Résurgence

Depuis qu’elle observait ses ailes se réparer seules et sans aide aucune, la petite fée se sentait mieux. Elle avait moins de manque à combler. Moins de vide dans ces minutes de solitude qu’elle apprenait à apprivoiser. Elle avait toujours un oeil sur son loup, qui lui aussi guérissait à son rythme. Ses plaies n’étaient plus à vif. Les ailes de la fée  ne la faisaient plus souffrir bien qu’elle ne puisse toujours pas voler.

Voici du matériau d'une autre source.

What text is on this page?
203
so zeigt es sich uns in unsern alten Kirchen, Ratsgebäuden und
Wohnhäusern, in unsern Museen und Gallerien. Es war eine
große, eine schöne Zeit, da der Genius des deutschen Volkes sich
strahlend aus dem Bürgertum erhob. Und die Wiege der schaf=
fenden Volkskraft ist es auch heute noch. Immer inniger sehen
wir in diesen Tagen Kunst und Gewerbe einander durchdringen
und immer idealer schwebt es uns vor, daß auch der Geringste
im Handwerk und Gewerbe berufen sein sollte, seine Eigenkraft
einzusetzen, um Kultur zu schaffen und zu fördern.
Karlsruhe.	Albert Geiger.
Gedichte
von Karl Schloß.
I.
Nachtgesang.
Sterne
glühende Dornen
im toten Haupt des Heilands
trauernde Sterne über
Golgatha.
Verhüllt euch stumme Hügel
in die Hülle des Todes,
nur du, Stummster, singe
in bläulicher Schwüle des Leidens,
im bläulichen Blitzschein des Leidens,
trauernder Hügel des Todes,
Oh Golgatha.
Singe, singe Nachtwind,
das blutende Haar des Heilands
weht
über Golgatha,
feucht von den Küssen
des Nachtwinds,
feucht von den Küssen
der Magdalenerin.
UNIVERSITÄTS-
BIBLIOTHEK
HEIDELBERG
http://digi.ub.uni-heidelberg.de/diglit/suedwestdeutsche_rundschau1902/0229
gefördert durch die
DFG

Le loup passait un coup de langue sur ses plaies de temps en temps, le regard tourné vers la petite fée qui l’avait accompagné dans sa souffrance. Il se demandait parfois pourquoi elle restait. Pourquoi elle supportait ses sautes d’humeur et ses doutes, la force de ses faiblesses et les tests qu’il faisait pour voir si elle avait les épaules solides. Des fois aussi, il se demandait pourquoi il la faisait autant souffrir. Il avait tendance à se demander ça un peu trop tard, quand le mal était fait. Pourtant, il ne souhaitait pas lui nuire. Il n’avait jamais souhaité ni sa chute, ni la dégénérescence de ses ailes. Il aurait tant voulu la protéger, y compris de lui… mais plus il l’attaquait, plus elle s’accrochait à lui et plus elle solidifiait cette bulle de magie et féérie qu’elle érigeait autour d’eux. Jéricho était tombée. Il n’en serait pas de même d’eux, avait-elle promis. C’est vrai, ses attaques ébranlaient ses convictions et la fée passait son temps à se remettre en question pour ensuite revenir à sa nature la plus profonde et suivre ses instincts. Le plus fort était celui de protection. Elle travaillait donc à protéger sa petite personne et ceux qu’elle aimait, elle construisait ces murailles inébranlables autour d’eux… celles que  les gens ne voient pas, celles qui sont plus fortes quand on les défend main dans la main. Celles qui s’effondreraient d’un coup si un des piliers composant sa garde, tombait tête dans la poussière, rêves sous terre.

– Dis, petite fée… pourquoi restes-tu ? Tu as du mérite, tu sais ?

– Du mérite ? Pourquoi ? Parce que je reste à la seule place que je sais être mienne ?

– Non. Parce que tu restes à la seule place qui est mienne. Et que tu t’y plais et y construis petit à petit ton coeur.

– Ne pose pas tant de questions, méchant loup. Dors… Je soufflerai sur tes rêves, l’apaisement dont ils ont besoin.

– Et toi, qui apaisera tes rêves… qui te donnera cette force que tu donnes aux autres sans prendre le temps de la reconstituer…

– chuuuutttt !

Là, au coeur de la nuit, sa petite main caressant un poil grisonnant et pulsant sous une respiration saccadée, la petite fée essuyait une larme. De bonheur cette fois. Elle commençait à croire en la résurgence.

Résurgence d’attraction… résurgence de sentiments, de force et de vitalité. Résurgence d’un futur qu’elle gommait de plus en plus pour l’oublier. Résurgence de cette dualité qui faisait l’essence même de leur démentielle alchimie.

Il dormait. Enfin. Il s’était recroquevillé sur lui-même et ses pattes formaient un petit espace. On aurait dit qu’il lui avait réservé une place. Pile à la bonne taille. Un minuscule espace fait sur-mesure et un appel au repos. On aurait dit que même dans son sommeil, il l’attendait. Avait-il dormi chaque nuit avec elle, blottie dans sa chaleur ? Elle s’y glissa. L’endroit était fait pour elle. Pas un millimètre de trop. Fait pour elle.

– Bonne nuit, mon loup. Tu n’as rien de méchant… quand le remarqueras-tu ? Tu n’es l’ennemi que de toi-même.